Lower pricing, tough comparisons to hurt sales
The J.M. Smucker Company’s (SJM) revenues have grown at a healthy rate in the past four quarters thanks to the incremental sales from its Ainsworth acquisition. However, we expect the company’s top line growth to slow in fiscal 2020 as it annualizes the Ainsworth acquisition and faces tough YoY (year-over-year) comparisons. Moreover, the lower net pricing of peanut butter and coffee is expected to remain a drag.
SJM’s management expects its growth brands to register strong growth led by innovation-driven products, supporting its sales growth rate. Its volumes are expected to rise and drive organic sales. However, lower pricing is likely to restrict its top line growth.
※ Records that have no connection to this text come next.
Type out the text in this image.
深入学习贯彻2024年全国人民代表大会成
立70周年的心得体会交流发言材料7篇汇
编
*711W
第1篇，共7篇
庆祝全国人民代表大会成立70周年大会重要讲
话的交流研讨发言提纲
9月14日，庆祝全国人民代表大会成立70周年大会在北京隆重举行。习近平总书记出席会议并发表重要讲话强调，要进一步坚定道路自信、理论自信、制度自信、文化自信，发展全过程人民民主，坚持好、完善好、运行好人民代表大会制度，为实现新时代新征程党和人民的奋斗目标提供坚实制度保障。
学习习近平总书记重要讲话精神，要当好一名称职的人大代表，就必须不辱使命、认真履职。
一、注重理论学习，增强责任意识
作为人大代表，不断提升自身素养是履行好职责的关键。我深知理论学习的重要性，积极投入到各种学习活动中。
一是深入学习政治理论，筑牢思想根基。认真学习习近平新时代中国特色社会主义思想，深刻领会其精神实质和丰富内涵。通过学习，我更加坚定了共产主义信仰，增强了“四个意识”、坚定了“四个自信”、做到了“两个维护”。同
Wall Street’s consensus estimate indicates that J.M. Smucker’s top line is expected to stay roughly flat YoY in fiscal 2020. Meanwhile, its top line is expected to remain subdued in the first half of fiscal 2020.
Earnings growth unlikely to impress
Wall Street expects J.M. Smucker’s bottom line to continue to benefit from lower input costs and a decline in the effective tax rate. Its management also plans to lower its debt, which, in turn, is expected to reduce the pressure on its earnings resulting from higher interest costs.
However, lower pricing and increased manufacturing costs are expected to pressure J.M. Smucker’s earnings. Analysts expect its adjusted earnings to mark mid-single-digit growth, which is unlikely to catch the attention of investors, in fiscal 2020.